Outliving your TSP nest egg! What are the odds?

Sobering thought: For most people who have or will retire from the government, the Thrift Savings Plan will provide anywhere from one-third to half of the money they have to spend for the rest of their lives. At least that’s what Congress estimated when it setup the 3-legged Federal Employees Retirement System (FERS) plan with its reduced civil service annuity, Social Security and the voluntary —but very necessary— Thrift Savings Plan option.

The TSP option is a nice, but not absolutely essential, thing to have for those under the more generous Civil Service Retirement System (CSRS) program with its higher benefit and full protection from inflation. But for people under the FERS plan, the TSP is a no brainer. Either contribute, at least enough to get the government match, for your full career or cultivate a taste for cat food cutlets in your golden years.

Most feds are contributing to the TSP, which is smart. Most who are under FERS are eligible to get some or all of the government match, which is a huge perk. Most are doing that. But for those who aren’t, retirement may be a problem. As in when they can retire and what they will be able to afford for the 10, 20 or 30 years of retirement. But in addition to not contributing more to the TSP, many workers are doing two things that may, and almost certainly will, haunt them financially when they retire.

While it once had a good rate of return, the G-fund has slipped. Most years it has been far out-performed by the stock indexed C, S and I funds, and also the bond-index F fund. Meaning people exclusively in the G-fund could lose buying power. If they live long enough! Example:


One potential major mistake is not taking into account the impact of inflation over time. That’s not a major issue for the majority of current retirees, who are mostly under the old CSRS program. But it is a major standard-of-living issue for the majority of people who are still working for Uncle Sam. They will retire under the less generous FERS program which does not guarantee a full annual adjustment with inflation. That’s not a big deal when inflation is low, like now.
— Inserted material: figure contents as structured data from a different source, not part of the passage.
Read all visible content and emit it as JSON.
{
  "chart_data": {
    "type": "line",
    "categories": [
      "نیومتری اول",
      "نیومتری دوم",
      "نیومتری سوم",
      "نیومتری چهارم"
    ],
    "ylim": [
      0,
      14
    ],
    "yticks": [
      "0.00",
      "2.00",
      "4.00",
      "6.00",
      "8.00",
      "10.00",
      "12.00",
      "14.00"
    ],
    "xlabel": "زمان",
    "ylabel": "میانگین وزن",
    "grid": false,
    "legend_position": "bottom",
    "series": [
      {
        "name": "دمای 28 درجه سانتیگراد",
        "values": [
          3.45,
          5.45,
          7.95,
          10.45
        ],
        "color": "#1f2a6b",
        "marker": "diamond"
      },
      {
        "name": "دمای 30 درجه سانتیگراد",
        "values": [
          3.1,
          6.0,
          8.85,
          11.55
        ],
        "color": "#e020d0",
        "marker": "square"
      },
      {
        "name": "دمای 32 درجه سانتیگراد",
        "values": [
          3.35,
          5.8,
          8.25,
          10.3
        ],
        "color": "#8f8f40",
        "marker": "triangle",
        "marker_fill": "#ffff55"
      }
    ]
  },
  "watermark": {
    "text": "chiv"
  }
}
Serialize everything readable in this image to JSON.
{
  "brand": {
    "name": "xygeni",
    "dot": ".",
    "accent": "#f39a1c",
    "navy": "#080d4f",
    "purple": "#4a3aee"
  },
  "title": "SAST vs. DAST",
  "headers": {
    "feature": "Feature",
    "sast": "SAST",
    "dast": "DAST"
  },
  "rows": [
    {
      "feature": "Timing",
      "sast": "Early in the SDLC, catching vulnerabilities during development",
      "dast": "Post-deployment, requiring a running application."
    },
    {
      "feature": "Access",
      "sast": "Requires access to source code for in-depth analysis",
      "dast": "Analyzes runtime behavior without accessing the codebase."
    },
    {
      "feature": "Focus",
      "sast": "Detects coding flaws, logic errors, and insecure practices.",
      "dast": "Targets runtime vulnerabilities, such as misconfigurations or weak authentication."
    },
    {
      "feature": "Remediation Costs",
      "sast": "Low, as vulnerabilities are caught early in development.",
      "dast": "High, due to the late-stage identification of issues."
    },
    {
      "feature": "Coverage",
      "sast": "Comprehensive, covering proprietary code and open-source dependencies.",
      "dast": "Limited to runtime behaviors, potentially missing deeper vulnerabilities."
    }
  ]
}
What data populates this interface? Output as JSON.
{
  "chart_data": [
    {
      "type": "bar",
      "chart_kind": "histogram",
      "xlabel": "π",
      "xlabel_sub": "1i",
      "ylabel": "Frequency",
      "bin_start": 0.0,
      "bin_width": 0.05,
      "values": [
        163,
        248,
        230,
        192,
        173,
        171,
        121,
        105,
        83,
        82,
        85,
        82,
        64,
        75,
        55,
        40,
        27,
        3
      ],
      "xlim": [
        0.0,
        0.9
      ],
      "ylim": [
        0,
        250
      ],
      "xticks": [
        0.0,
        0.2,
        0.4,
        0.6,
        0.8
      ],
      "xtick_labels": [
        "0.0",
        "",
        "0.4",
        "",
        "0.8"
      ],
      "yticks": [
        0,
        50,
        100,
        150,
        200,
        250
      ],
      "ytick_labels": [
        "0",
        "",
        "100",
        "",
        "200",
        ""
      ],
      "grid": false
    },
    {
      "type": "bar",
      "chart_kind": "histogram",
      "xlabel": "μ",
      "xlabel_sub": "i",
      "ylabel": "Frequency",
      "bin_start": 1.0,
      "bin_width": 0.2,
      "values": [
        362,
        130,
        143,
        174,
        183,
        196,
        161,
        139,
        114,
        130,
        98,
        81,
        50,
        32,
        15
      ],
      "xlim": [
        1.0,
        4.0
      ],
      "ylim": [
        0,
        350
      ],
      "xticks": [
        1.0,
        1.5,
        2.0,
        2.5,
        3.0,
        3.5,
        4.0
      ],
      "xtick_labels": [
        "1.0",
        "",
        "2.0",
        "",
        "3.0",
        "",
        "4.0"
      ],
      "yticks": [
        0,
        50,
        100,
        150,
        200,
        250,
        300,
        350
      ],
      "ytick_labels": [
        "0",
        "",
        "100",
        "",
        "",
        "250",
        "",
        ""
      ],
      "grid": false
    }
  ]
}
But how long can that last? Over the last decade, it averaged just 1.4% a year. Living costs in the future — as measured by the Consumer Price Index-W — could double in coming years. Approaching the recent norm of 4%. While CSRS retirees get full cost of living adjustments regardless of their size, FERS retirees with smaller annuities are under a diet-COLA system. This year both groups got a 1.6% COLA. But had the rate of inflation been 2.6% or 3.8%, the FERS retirees would have gotten only 2 or 3% respectively.

The exact amount of the 2021 COLA won’t be known until October of this year. That’s when the government compares the rise in the CPI-W for the third quarter (July, August, September) of this year, over the same period in 2019.

With months to go in the countdown, when inflation could also turn to deflation, the nonpartisan Senior Citizens League estimates the 2021 COLA, for Social Security and federal retirees, will be 1.5%. Slightly less than the 2020 COLA. But if it goes higher, and goes over 2% annually in the future, FERS retirees will suffer.

The second factor for current and future FERS retirees is when they start withdrawing from their TSP account and how long that account will last in retirement. Also, very important, how much they withdraw each year. Somebody who plans to retire early, say 60, under FERS and immediately begins withdrawing 10% a year, could run out of money, especially if it Is all in the G-fund. Financial planner Arthur Stein talked about it on Wednesday’s Your Turn radio show. He advised the woman who was planning to retire at 60 and take 10% a year not to retire. For a long time. It’s not “safe” he says to be exclusively or mostly in a low-growth fund that doesn’t take into account inflation. To listen to that, click here.

To look at the 21st century history of COLAs (CSRS/Social Security and FERS) checkout this chart from My Federal Retirement:

Federal Retiree COLA History
2019 2.8 2.0
2018 2.0 2.0
2017 0.3 0.3
2016 0 0
2015 1.7 1.7
2014 1.5 1.5
2013 1.7 1.7
2012 3.6 2.6
2011 0 0
2010 0 0
2009 5.8 4.8
2008 2.3 2.0
2007 3.3 2.3
2006 4.1 3.1
2005 2.7 2.0
2004 2.1 2.0
2003 1.4 1.4
2002 2.6 2.0
2001 3.5 2.5
2000 2.4 2.0

Imagine how much less FERS retirees would have received over time if inflation had been closer to its normal 4% level. Note: they did get less in years when the COLA and rate of inflation exceeded 2%. Over time that negative compounding can eat into your nest egg.